5. Enfin, 'l'engagement de cautionnement' produit en cause d'appel ne peut être pris en considération faute d'éléments suffisants relatifs à la situation patrimoniale de M. [G] et de la société Divin. Il doit être observé que la production des actes d'acquisition de divers immeubles à [Localité 7] et en Gironde n'est pas suffisante dans la mesure où les extraits des actes authentiques qui y sont relatifs ne permettent pas de déterminer si les acquéreurs ont eu recours à l'emprunt et si les biens considérés seraient ou non grevés de sûretés au titre d'éventuels emprunts.
6. Dès lors, c'est par des motifs pertinents, qui ne sont pas remis en cause par les débats en appel et que la cour adopte, que le premier juge, après avoir souligné qu'il ressortait de l'analyse globale de la situation de la société [Adresse 4] qu'elle ne possédait aucune stratégie économique autre que celle consistant à vendre des actifs détenus par des tiers et qu'elle n'avait pas été en capacité de démontrer une activité bénéficiaire suffisante pour apurer son passif pendant la période d'observation de quinze mois, a rejeté le plan de redressement proposé et a prononcé la conversion de la procédure en procédure de liquidation judiciaire.
La cour ajoute que l'appelante fait état de stocks et d'actifs dont elle ne rapporte pas la preuve.
Il n'est donc pas démontré que la société Château Haut Brignon est en mesure de faire face à son passif exigible avec son actif disponible, le prévisionnel réalisé avec difficulté par l'expert comptable révélant une situation irrémédiablement compromise rendant son redressement impossible au sens de l'article L.640-1 du code de commerce.
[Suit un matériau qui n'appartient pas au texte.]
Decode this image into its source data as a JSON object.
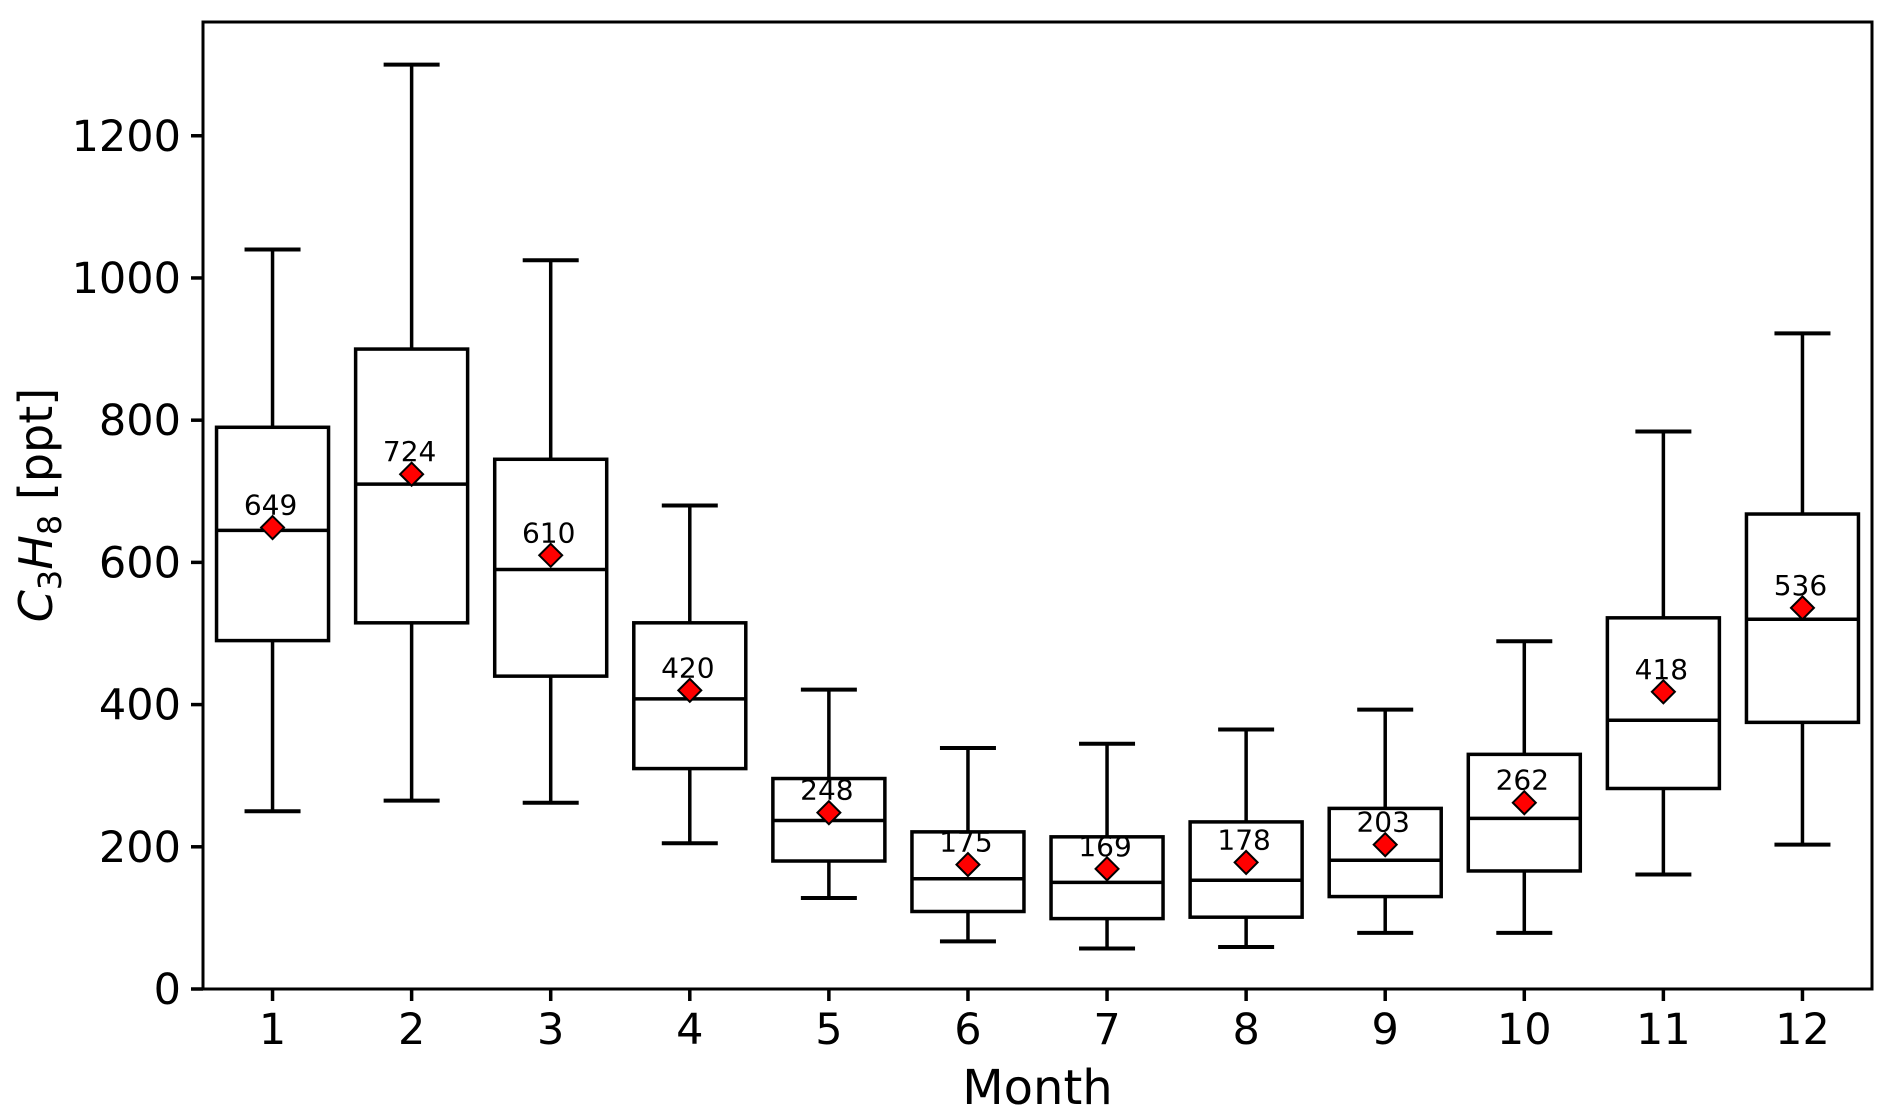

Le jugement déféré sera dès lors confirmé ; les dépens de l'appel seront employés en frais privilégiés de la procédure collective.
PAR CES MOTIFS :
La cour, statuant publiquement par arrêt contradictoire en dernier ressort,
Confirme le jugement prononcé le 8 mars 2024 par le tribunal judiciaire de Bordeaux.
Y ajoutant,
Ordonne l'emploi des dépens de l'appel en frais privilégiés de la procédure collective.